If you want to make a copy of an array or some object that behaves as it, but is maybe not explicit (like a Q factor, or a transposed matrix), and you want the result to be a explicit Array that has fast indexing and its own memory, then Array(object) is a good way.

1 Like

Looks like we’re missing a specialized copy(x::QRPackedQ) = Array(x) method for performance. But maybe that method should even return a QRPackedQ object, since copy doesn’t have to return an Array. You could file an issue in GitHub.

C=Array(AF.Q) is ok if you must have Q. It is far better than copy.

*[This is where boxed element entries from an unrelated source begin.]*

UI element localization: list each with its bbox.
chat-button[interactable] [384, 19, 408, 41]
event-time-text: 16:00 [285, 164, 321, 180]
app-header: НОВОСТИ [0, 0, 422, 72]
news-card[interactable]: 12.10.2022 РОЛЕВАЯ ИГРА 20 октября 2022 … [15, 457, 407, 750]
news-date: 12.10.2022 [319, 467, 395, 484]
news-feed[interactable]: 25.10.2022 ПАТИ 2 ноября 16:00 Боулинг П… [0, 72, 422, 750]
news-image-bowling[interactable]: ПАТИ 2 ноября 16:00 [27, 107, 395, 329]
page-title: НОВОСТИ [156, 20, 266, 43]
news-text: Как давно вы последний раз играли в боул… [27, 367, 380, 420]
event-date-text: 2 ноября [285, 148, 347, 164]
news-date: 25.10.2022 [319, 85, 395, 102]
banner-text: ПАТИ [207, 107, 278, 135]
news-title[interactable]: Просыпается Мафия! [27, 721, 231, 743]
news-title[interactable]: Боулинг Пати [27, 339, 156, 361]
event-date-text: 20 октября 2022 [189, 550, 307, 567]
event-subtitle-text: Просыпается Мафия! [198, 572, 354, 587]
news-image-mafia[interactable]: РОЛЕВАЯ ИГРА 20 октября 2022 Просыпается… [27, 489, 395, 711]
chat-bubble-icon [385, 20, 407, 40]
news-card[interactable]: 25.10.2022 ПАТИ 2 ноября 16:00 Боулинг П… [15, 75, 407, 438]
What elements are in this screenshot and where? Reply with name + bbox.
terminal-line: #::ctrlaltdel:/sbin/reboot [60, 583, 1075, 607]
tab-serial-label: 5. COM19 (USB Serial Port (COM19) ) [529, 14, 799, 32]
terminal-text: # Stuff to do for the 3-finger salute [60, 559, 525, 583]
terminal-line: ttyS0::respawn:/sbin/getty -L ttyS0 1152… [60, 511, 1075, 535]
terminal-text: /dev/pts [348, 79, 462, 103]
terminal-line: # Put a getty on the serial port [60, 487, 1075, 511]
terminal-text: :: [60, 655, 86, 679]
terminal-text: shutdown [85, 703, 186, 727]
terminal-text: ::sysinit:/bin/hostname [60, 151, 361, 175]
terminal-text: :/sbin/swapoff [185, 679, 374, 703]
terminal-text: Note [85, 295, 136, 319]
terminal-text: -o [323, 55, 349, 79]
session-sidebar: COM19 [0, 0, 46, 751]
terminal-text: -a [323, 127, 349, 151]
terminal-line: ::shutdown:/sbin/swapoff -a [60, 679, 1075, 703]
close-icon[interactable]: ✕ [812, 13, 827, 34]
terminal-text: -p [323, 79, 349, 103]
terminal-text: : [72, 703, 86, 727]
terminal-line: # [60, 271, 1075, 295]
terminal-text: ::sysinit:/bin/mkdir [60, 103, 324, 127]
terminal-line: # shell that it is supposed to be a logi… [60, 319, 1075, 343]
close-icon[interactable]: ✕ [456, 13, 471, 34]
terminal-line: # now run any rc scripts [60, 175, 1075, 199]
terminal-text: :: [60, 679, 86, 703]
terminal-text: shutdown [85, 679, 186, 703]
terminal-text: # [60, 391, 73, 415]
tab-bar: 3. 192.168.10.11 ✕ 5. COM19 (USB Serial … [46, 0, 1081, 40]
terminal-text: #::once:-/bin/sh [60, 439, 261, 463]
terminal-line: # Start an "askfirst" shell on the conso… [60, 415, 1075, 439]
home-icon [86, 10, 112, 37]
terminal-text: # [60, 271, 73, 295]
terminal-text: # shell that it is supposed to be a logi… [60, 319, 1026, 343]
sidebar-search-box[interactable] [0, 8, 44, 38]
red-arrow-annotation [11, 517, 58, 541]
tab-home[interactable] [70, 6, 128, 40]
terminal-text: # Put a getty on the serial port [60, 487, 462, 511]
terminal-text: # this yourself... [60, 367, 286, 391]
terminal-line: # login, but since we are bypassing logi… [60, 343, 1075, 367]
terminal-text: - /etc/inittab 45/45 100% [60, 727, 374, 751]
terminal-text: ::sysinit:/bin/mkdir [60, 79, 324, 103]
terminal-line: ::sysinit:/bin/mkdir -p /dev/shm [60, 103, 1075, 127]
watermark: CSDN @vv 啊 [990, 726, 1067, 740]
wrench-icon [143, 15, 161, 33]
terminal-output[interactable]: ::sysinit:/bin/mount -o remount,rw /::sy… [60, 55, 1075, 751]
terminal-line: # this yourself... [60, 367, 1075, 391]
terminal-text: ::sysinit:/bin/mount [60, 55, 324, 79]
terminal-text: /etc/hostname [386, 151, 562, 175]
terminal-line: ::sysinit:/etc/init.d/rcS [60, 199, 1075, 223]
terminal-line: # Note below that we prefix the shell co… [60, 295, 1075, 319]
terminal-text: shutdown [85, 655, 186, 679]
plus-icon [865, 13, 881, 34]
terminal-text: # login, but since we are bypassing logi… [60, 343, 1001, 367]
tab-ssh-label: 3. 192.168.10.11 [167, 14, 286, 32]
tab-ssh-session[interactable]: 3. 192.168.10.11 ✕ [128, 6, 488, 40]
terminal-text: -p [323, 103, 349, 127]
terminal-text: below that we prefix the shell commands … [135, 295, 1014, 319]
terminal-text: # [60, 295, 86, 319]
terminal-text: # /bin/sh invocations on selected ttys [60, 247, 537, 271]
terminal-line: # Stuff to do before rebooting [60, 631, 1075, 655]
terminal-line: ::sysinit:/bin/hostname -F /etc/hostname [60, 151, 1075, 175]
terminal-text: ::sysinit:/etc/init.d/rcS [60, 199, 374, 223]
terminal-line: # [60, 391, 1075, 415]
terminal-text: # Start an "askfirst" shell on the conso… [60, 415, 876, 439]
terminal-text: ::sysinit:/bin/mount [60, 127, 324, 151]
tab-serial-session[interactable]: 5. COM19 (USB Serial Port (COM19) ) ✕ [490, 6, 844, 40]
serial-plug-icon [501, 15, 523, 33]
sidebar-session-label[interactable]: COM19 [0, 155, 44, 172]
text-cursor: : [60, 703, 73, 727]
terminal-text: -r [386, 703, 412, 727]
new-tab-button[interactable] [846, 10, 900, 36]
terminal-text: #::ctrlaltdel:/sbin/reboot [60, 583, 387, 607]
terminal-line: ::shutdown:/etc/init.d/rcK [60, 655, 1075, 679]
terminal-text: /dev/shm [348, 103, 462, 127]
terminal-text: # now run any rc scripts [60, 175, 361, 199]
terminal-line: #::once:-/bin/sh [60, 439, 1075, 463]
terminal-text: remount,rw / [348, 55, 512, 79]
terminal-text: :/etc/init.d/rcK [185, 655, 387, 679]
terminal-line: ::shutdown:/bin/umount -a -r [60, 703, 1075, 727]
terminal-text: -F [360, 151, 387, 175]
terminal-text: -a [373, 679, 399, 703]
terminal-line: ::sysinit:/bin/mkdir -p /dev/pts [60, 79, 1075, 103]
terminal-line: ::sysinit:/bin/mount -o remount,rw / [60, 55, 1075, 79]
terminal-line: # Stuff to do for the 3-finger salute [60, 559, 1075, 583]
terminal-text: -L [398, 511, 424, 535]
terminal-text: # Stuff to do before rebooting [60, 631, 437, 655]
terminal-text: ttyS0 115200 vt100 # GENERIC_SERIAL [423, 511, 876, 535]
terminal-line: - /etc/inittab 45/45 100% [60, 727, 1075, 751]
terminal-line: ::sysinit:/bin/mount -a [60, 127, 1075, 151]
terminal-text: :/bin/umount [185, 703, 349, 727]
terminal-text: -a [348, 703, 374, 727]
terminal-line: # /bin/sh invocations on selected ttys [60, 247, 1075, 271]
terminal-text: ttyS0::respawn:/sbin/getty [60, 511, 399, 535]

The allocation burden seems a bit steep for the 8MB you need to store Q.

julia> A=rand(1000,1000); AF=qr!(A);

julia> @btime C=Array($AF.Q);
  31.310 ms (8 allocations: 22.89 MiB)

Currently svdvals relies on a copy.

svdvals(A::AbstractMatrix{<:BlasFloat}) = svdvals!(copy(A))

I realize that I may evaluate svdvals(Array(Q)) instead of svdvals(Q), however is it reasonable to expect svdvals to perform this by itself? This is a different question from whether we should implement a specific method for copy(::AbstractQ), as — from the suggestions above — copy might not be be the best choice for certain types of matrices.